We agree with petitioner that none of the challenged discovery is authorized by CPL article 240. Contrary to the position advanced by the criminal defendants and adopted in large measure by the County Judge, CPL 240.20 (1) (h) does not authorize an enlargement of the scope (and time for) disclosure upon a showing that an accused’s constitutional rights might be advanced thereby. Rather, “[i] terns not enumerated in article 240 are not discoverable as a matter of right unless constitutionally or otherwise specially mandated!” (People v Colavito, supra, at 427 [emphasis supplied]). As such, CPL 240.20 (1) (h) may not be utilized as a vehicle for directing earlier discovery than is otherwise mandated (see, People v Colavito, supra, at 427) or for compelling the People to create or compile material or obtain it from sources beyond their control (see, id., at 428). As a final matter, we note that neither CPL 210.30 nor CPL 240.20 (1) (b) authorize the release of Grand Jury testimony in these circumstances (see, CPL 240.44 [1]; 240.45 [1] [a]).

Respondents’ additional contentions have been considered and found lacking in merit.

Cardona, P. J., White, Peters and Spain, JJ., concur.

Adjudged that the petition is granted, without costs, and enforcement of the orders of the County Court of Schoharie County dated October 17, 1997 (issued in the criminal action People v Arroyo), dated October 31, 1997 (issued in the criminal action People v Edwards), dated November 7, 1997 (issued in the criminal action People v McKinley) and dated November 12, 1997 (issued in all three of said criminal actions) is prohibited, insofar as challenged herein.
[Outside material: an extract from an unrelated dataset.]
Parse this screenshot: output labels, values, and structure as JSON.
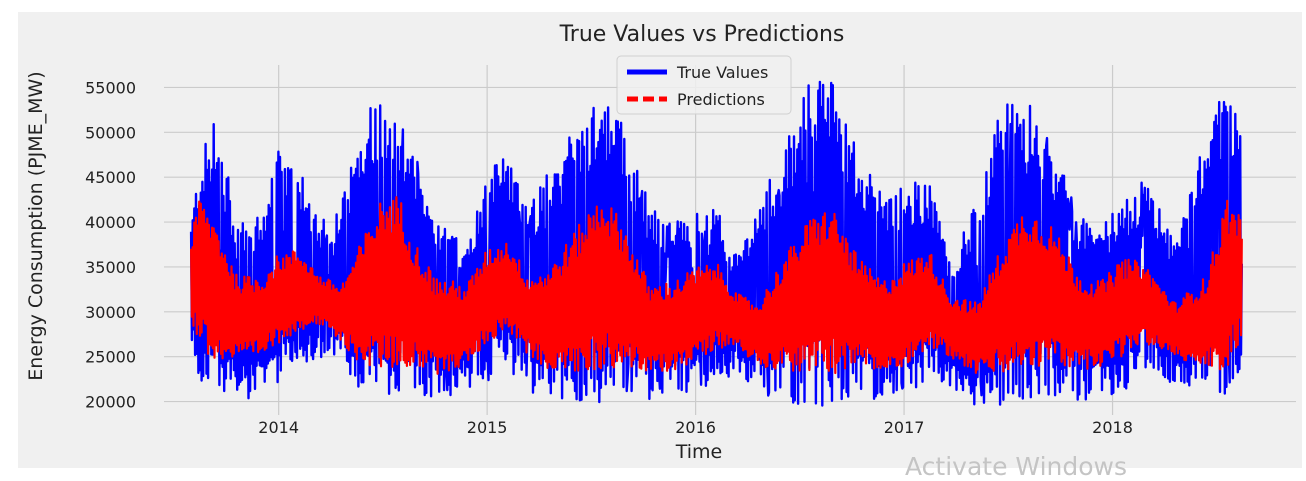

A few representative examples (albeit not granted by respondent Schoharie Comity Judge), selected from Arroyo’s 56-page demand, are:

“For every felony case tried in Schoharie County since 1975, the name, gender, and race of each and every juror who was excused by a peremptory challenge or who sat on the jury, together with the name of the defendant, the docket number, and whether the juror was challenged by the prosecution or the defense. * * *

“All information and material * * * relating to the district attorney’s charging or plea bargaining decisions in each and every homicide case in which his office has been involved since 1975, including but not limited to the race and gender of the defendant, the race and gender of the victim, and all interoffice memoranda or communications reflecting the factors on which charging and plea bargaining decisions were based. * * *

“All material and information tending to show that the district attorney or his employees have engaged or are engaging in gender or racial bias or gender or racial discrimination in connection with his official duties, or conduct tending to raise an appearance of gender or racial bias on the part of the district attorney or his office”.